Below we present a convolutional neural network implemented in PyTorch. The
convolutional layer and the pooling layer are implemented in the nn.Conv2d()
and nn.MaxPool2d()
respectively. We separate the feature
extractor and the classifier steps into individual
nn.Sequential()
modules, but theoretically you could structure the
model any way you desire.
class Model(nn.Module):
def __init__(self):
super().__init__()
self.feature_extractor = nn.Sequential(
nn.Conv2d(in_channels=1, out_channels=16, kernel_size=2, padding=0),
nn.ReLU(),
nn.MaxPool2d(kernel_size=2),
nn.Conv2d(in_channels=16, out_channels=32, kernel_size=2, padding=0),
nn.ReLU(),
nn.MaxPool2d(kernel_size=2),
nn.Conv2d(in_channels=32, out_channels=64, kernel_size=2, padding=0),
nn.ReLU(),
nn.MaxPool2d(kernel_size=2),
)
self.classifier = nn.Sequential(
nn.Flatten(),
nn.Linear(256, 100),
nn.ReLU(),
nn.Linear(100, 10)
)
def forward(self, features):
features = self.feature_extractor(features)
logits = self.classifier(features)
return logits
If you ask yourself where the number 256 in the first linear layer comes from, this is the number of neurons that remain after the last max pooling operation. There is an explicit formula to calculate the size of your feature maps and you can read about it in the PyTorch documentation, but it is usually much more convenient to create a dummy input, pass it though your feature extractor and to deduce the number of features.
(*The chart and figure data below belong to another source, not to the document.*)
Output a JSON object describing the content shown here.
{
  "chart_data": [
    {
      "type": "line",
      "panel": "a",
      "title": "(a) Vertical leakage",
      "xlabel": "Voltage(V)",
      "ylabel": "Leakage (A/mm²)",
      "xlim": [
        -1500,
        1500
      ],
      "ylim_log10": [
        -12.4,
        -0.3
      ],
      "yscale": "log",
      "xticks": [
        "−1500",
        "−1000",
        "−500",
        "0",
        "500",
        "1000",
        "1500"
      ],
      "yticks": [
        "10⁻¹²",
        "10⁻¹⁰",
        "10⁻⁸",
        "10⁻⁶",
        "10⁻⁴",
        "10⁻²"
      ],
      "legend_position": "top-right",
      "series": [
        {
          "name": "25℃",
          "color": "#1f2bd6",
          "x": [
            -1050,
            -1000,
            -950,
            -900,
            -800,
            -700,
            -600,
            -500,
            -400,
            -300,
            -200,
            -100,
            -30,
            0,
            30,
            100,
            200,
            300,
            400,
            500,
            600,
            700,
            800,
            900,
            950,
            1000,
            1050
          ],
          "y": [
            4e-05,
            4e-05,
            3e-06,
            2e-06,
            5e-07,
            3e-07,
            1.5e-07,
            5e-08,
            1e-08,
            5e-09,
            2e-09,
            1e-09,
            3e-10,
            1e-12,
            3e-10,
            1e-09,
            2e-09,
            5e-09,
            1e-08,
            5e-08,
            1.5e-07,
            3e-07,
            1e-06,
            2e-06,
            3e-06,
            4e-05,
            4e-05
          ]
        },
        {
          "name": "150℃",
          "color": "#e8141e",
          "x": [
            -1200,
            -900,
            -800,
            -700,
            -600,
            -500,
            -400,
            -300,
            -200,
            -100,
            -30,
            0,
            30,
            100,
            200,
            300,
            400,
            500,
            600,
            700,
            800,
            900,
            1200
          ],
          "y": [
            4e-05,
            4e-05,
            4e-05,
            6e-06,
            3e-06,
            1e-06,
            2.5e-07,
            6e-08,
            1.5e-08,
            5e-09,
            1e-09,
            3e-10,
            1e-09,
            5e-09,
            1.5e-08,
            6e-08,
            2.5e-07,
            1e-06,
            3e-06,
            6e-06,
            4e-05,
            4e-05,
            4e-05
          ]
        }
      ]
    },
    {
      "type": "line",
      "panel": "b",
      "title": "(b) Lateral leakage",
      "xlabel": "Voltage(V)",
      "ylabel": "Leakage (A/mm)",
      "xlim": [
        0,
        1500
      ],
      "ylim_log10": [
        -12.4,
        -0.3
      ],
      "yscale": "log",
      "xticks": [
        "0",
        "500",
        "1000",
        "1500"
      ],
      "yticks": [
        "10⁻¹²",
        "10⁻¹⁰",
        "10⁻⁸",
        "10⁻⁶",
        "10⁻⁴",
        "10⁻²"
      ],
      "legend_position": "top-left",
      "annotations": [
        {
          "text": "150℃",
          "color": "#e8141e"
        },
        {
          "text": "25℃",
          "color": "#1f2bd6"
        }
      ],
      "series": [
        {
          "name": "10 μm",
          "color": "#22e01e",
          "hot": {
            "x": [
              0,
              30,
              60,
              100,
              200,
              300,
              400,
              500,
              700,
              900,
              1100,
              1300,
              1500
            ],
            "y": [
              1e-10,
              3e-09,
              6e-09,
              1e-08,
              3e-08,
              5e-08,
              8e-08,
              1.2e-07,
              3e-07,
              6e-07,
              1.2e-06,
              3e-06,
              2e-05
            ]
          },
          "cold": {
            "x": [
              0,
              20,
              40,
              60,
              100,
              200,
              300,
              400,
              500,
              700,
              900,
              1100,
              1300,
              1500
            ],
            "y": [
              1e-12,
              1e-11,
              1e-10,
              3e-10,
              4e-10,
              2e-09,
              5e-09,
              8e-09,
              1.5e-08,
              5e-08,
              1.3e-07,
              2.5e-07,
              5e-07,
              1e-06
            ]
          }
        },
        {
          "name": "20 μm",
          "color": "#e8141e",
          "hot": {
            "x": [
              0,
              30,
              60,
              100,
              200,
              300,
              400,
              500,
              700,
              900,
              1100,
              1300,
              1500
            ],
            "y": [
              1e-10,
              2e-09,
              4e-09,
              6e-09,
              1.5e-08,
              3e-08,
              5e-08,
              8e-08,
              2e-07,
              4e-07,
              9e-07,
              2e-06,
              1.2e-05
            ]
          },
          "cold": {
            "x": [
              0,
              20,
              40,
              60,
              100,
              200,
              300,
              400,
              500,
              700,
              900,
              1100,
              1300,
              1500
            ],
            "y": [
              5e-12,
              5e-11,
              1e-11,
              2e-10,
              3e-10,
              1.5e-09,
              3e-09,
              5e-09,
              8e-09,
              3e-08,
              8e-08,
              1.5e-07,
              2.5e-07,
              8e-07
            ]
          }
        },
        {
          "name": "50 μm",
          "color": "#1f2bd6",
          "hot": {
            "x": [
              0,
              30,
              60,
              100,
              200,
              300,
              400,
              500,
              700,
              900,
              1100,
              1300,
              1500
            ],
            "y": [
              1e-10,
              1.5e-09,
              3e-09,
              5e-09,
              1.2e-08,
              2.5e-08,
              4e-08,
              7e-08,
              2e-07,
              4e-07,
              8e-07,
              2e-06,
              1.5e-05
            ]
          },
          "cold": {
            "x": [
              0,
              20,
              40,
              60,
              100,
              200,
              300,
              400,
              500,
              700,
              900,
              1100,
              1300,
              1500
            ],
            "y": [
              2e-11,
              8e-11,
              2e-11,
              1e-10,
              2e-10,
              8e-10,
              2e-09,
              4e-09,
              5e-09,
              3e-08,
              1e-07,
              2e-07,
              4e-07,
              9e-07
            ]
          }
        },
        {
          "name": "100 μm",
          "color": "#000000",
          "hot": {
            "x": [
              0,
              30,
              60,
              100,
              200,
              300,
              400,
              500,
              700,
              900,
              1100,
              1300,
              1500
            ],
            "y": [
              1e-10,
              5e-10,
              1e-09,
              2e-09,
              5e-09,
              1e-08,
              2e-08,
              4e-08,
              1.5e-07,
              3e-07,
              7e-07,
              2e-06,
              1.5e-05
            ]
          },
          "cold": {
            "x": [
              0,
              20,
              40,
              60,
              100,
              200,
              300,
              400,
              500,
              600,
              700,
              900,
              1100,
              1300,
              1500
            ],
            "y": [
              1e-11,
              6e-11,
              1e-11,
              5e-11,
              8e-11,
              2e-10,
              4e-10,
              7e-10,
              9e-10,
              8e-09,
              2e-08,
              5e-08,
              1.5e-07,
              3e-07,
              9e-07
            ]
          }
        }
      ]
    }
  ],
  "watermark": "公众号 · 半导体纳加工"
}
X = torch.randn(32, 1, 28, 28)
model = Model()
with torch.inference_mode():
print(model.feature_extractor(X).shape)
torch.Size([32, 64, 2, 2])
Above for example we assume that we are dealing with the MNIST dataset. Each image is of shape (1, 28, 28) and the batch size is 32. After the input is processed by the feature extractor, we end up with a dimension of (32, 64, 2, 2), which means that we have a batch of 32 images consisting of 64 channels, each of size 2x2. When we multiply 64x2x2 we end up with the number 256.